2890. — DE LOUIS-EUGÈNE,
prince de wurtemberg[1].
À Paris, le 28 Février.

Nous sommes deux à vous écrire cette lettre : l’un est un abbé qui écrit sur la musique, non pas en musicien, mais en philosophe, grand admirateur de M. de Voltaire, et qui réunit l’âme de Socrate et l’esprit de Pythagore ; et l’autre, enfin, est un jeune Suève que vous avez grondé quelquefois, et qui n’a d’autre mérite que celui d’aimer beaucoup vous et la vérité, et un peu la gloire. Notre lettre sera remplie de questions. Nous voulons jouir de cet esprit philosophique qui voit, qui comprend, qui saisit, qui éclaire tous les sujets sur lesquels il se répand.

D’abord ce même abbé, qui peut dire la messe et qui ne la dit pas, qui adore vos ouvrages, quoiqu’ils renversent des préjugés, qui ne va point à vos tragédies, parce que les trop grandes émanations l’incommodent, voudrait savoir de vous, monsieur (vous voyez bien que je ne fais qu’écrire ce que l’on me dicte, car j’aurais dit : Mon cher maître), si M. de Montesquieu, qui avait de la probité, ne renvoyait point en secret à nombre d’auteurs, qui assurément ne vous sont pas inconnus, une bonne partie de l’estime que le public lui a accordée.

pour moi, sans consulter. Montesquieu, je serais bien aise de savoir de vous quelle doit être la philosophie des princes.

L’abbé, car je ne sais quel démon l’a mis aux trousses de M. de Montesquieu, vous demande si le président a imaginé avant que de penser, ou s’il a pensé avant que d’imaginer.

Et moi, je vous demande si un prince qui gouverne despotiquement peut ne pas craindre le diable ; et si les loups bleus font plus de mal que les ours noirs[2], qui travaillent sans relâche à rappeler la barbarie, que les arts et les sciences repoussent avec peine. À propos d’ours, l’archevêque[3] est exilé.

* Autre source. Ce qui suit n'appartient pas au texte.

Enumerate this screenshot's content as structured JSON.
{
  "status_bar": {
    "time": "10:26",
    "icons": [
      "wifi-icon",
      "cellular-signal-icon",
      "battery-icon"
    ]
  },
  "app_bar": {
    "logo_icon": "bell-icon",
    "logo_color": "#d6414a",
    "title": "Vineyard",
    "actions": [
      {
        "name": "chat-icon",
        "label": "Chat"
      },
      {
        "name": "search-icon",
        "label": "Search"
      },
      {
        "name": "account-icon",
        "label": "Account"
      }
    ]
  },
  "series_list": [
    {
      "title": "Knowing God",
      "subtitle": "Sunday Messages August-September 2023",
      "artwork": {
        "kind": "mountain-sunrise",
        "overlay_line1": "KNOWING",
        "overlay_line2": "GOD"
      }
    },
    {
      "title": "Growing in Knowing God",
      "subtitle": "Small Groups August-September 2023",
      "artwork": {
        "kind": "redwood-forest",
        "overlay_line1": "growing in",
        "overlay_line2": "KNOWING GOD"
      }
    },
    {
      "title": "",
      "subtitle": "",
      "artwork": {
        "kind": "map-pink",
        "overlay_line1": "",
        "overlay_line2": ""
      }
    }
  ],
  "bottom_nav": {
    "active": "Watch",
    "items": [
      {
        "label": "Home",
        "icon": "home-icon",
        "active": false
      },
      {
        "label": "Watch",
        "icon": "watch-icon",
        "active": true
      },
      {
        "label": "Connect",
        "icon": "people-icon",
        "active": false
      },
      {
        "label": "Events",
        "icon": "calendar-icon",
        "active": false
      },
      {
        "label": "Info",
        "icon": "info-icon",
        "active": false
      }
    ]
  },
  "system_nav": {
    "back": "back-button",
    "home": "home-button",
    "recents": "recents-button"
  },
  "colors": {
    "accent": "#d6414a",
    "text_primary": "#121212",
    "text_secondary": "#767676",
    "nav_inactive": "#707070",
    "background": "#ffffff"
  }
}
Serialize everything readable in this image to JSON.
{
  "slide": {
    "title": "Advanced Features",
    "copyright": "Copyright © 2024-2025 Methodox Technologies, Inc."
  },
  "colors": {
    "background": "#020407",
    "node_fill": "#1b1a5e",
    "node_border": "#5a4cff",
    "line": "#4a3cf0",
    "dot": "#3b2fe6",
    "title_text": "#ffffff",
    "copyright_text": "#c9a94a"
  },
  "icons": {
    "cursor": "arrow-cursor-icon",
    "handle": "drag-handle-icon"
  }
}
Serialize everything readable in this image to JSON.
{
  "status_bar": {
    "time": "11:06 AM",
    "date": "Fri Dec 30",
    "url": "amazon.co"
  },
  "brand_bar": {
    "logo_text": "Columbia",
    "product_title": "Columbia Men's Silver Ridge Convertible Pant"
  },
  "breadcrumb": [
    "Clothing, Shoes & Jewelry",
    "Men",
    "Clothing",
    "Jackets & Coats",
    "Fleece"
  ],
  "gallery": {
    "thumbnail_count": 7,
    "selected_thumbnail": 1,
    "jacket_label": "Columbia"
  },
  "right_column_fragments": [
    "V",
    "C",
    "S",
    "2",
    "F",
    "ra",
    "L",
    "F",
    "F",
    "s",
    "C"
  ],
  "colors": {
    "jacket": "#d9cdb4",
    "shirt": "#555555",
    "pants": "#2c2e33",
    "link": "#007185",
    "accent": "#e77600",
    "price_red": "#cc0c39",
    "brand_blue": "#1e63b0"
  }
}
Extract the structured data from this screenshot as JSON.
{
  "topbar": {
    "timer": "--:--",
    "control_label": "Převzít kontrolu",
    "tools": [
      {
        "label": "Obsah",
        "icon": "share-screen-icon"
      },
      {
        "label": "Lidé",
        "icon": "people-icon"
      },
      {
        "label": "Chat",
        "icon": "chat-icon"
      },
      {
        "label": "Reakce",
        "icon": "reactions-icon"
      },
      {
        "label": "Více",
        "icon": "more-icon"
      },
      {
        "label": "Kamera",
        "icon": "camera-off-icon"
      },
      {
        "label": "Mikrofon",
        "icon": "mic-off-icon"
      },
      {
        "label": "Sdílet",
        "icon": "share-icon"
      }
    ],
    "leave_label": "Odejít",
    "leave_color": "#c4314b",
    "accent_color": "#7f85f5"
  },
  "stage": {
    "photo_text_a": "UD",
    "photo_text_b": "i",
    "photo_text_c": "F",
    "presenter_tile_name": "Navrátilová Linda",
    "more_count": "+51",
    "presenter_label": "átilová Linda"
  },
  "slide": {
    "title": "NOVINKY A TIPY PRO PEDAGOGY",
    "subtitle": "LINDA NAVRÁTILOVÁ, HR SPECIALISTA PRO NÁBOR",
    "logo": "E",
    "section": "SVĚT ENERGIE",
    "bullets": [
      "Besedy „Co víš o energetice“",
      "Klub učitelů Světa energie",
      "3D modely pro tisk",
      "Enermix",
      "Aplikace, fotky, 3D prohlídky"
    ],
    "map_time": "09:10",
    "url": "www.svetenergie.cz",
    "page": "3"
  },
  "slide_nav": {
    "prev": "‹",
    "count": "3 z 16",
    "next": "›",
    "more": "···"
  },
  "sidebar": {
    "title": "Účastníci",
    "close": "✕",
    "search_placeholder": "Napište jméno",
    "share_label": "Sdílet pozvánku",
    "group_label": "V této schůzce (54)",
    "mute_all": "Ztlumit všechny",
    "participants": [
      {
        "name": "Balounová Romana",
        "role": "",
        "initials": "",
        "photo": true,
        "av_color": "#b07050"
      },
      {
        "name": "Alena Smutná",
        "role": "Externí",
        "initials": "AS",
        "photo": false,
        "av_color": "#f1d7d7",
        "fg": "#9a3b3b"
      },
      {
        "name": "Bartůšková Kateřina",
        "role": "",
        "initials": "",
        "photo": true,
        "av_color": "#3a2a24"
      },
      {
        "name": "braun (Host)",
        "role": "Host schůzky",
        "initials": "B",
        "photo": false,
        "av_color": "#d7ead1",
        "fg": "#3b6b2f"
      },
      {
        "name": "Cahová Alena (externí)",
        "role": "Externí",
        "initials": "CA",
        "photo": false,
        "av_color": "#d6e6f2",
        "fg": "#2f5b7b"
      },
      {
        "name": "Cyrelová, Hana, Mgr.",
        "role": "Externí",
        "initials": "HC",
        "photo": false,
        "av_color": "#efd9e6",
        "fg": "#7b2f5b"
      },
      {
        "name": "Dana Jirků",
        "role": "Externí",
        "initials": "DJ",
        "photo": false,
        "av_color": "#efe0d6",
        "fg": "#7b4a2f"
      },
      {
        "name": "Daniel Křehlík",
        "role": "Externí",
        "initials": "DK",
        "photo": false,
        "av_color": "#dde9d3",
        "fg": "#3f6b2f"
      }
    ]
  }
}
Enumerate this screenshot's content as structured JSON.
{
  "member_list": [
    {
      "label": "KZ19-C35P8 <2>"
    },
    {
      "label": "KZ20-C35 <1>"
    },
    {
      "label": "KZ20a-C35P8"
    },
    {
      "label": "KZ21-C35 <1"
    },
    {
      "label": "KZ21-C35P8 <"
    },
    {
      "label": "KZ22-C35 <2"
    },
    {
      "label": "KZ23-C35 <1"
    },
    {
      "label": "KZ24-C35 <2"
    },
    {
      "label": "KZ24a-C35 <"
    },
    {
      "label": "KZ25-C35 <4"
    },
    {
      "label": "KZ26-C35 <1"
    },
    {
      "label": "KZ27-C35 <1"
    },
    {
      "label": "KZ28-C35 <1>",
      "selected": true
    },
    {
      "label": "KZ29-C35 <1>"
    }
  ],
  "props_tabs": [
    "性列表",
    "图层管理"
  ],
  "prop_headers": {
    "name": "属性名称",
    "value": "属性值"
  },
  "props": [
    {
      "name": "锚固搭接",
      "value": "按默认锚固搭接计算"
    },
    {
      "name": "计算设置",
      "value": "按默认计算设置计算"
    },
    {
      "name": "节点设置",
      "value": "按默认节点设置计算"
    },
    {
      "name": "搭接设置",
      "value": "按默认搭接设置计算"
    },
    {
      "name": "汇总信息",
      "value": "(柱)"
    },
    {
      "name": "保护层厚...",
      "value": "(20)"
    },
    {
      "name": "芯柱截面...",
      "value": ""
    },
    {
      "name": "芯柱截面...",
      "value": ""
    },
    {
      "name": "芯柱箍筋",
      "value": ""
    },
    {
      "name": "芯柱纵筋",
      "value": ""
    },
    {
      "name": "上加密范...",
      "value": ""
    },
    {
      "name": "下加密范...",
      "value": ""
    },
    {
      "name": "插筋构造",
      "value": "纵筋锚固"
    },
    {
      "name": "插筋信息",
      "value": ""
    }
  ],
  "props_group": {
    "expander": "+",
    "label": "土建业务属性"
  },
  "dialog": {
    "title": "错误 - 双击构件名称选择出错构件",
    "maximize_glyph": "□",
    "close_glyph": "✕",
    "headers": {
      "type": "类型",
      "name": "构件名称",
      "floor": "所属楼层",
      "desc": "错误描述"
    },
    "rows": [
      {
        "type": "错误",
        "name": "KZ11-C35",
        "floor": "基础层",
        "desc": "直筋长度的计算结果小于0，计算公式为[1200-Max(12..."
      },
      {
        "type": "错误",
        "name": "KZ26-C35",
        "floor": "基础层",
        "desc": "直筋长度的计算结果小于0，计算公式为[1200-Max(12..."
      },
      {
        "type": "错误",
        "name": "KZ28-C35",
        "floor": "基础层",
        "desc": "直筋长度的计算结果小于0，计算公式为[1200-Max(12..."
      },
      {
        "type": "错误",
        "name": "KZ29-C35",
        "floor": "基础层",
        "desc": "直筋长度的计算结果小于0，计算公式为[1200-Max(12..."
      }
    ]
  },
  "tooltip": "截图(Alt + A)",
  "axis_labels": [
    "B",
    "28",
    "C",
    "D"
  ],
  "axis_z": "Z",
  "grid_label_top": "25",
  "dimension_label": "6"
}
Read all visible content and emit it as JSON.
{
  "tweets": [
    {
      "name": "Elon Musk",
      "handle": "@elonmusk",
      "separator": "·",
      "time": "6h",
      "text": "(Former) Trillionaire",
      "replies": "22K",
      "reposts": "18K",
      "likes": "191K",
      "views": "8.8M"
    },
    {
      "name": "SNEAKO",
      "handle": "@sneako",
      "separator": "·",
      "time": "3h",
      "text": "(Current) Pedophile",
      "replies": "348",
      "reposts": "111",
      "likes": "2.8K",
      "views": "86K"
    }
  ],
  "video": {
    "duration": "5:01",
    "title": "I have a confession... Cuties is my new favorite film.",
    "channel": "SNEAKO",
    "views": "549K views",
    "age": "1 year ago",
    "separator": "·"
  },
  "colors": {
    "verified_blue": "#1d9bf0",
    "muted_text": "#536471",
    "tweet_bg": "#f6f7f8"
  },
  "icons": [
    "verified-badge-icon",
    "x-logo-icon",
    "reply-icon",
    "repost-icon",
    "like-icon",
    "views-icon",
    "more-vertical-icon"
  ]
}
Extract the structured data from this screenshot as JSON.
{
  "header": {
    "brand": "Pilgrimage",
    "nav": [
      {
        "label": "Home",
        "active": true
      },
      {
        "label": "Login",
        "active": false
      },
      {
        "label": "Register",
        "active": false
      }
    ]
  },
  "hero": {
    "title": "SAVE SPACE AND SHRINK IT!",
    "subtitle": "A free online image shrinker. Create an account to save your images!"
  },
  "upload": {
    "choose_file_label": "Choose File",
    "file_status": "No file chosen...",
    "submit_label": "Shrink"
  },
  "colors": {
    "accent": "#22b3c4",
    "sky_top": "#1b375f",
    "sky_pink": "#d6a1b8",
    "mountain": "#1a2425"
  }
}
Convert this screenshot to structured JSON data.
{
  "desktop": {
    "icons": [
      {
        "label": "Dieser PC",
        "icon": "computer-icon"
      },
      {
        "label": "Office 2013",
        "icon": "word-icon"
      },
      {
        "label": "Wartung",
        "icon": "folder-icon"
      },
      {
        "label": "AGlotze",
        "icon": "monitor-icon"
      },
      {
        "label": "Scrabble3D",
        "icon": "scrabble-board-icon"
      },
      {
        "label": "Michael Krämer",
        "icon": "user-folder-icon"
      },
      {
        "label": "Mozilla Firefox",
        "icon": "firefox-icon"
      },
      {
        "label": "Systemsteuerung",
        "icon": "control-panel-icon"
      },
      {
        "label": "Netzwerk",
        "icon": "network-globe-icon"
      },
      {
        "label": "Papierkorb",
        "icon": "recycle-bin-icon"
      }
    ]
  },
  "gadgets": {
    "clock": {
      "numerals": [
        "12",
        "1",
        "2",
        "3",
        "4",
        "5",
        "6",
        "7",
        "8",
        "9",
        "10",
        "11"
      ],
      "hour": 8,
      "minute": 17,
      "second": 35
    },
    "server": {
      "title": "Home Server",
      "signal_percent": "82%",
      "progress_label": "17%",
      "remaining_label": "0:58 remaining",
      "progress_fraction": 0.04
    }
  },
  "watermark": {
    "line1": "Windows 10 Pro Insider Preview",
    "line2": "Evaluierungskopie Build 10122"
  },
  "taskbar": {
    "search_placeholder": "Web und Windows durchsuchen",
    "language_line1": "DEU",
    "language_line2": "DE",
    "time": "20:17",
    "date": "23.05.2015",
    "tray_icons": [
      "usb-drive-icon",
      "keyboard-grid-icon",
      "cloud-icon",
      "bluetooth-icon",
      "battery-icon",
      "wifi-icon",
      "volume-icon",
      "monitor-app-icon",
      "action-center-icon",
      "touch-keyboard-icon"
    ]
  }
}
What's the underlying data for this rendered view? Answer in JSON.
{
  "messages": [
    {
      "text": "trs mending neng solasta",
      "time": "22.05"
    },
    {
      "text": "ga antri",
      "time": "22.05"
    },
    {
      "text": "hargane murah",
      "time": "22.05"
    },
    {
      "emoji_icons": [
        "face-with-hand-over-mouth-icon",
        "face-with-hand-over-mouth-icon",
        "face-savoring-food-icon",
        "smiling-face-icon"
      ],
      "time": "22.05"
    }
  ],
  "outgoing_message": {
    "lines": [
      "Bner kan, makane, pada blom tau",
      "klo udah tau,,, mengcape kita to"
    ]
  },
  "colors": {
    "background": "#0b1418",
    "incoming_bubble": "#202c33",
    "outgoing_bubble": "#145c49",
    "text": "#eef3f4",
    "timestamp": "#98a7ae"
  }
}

Autre question de l’abbé, qui s’imagine que la mère[4] babillarde du marquis, dans votre comédie de Nanine, est la parodie du babillard Polidore de la Mérope du marquis Maffei.

Pour moi, qui aime fort à rendre justice aux héros, je vous prie de me dire s’il vaut mieux sacrifier le tout à une de ses parties, ou n’avoir pas leurs cinquante mille hommes, et faire le bonheur de son peuple.

L’abbé et moi nous voulons bien vous épargner un millier de questions que nous avions encore à vous faire, pour nous livrer tout entiers à l’enthousiasme dont vous nous avez remplis.

Maintenant que mon second ne s’en mêle plus, je vous prie de me dire s’il est vrai qu’on imprime la Pucelle. Ce serait le comble de la perfidie, et vraisemblablement vous sauriez à qui vous en prendre. Je ne le crois pas. Le trait serait trop noir. J’aime toujours mon maître, car il est impossible de ne le pas aimer.

C’est avec ces sentiments que je serai toujours votre très-humble et très-dévoué serviteur,

Louis-Eugène, duc de Wurtemberg.

  1. Le prince de Wurtemberg, dont les lettres sont signées tantôt Louis et tantôt Louis-Eugène, est le même personnage ; mais nos prédécesseurs en ont fait deux. Louis-Eugène, né le 5 janvier 1731, ne succéda qu’en 1793 à son frère Charles-Eugène, cité par Voltaire, dans la lettre 2646, comme n’ayant pas voulu baiser la mule du pape. (Cl.)
  2. Ces expressions de loups bleus et d’ours noirs désignent les soldats et les prêtres. (B.)
  3. Christophe de Beaumont ; voyez tome XV, page 383.
  4. La marquise d’Olban.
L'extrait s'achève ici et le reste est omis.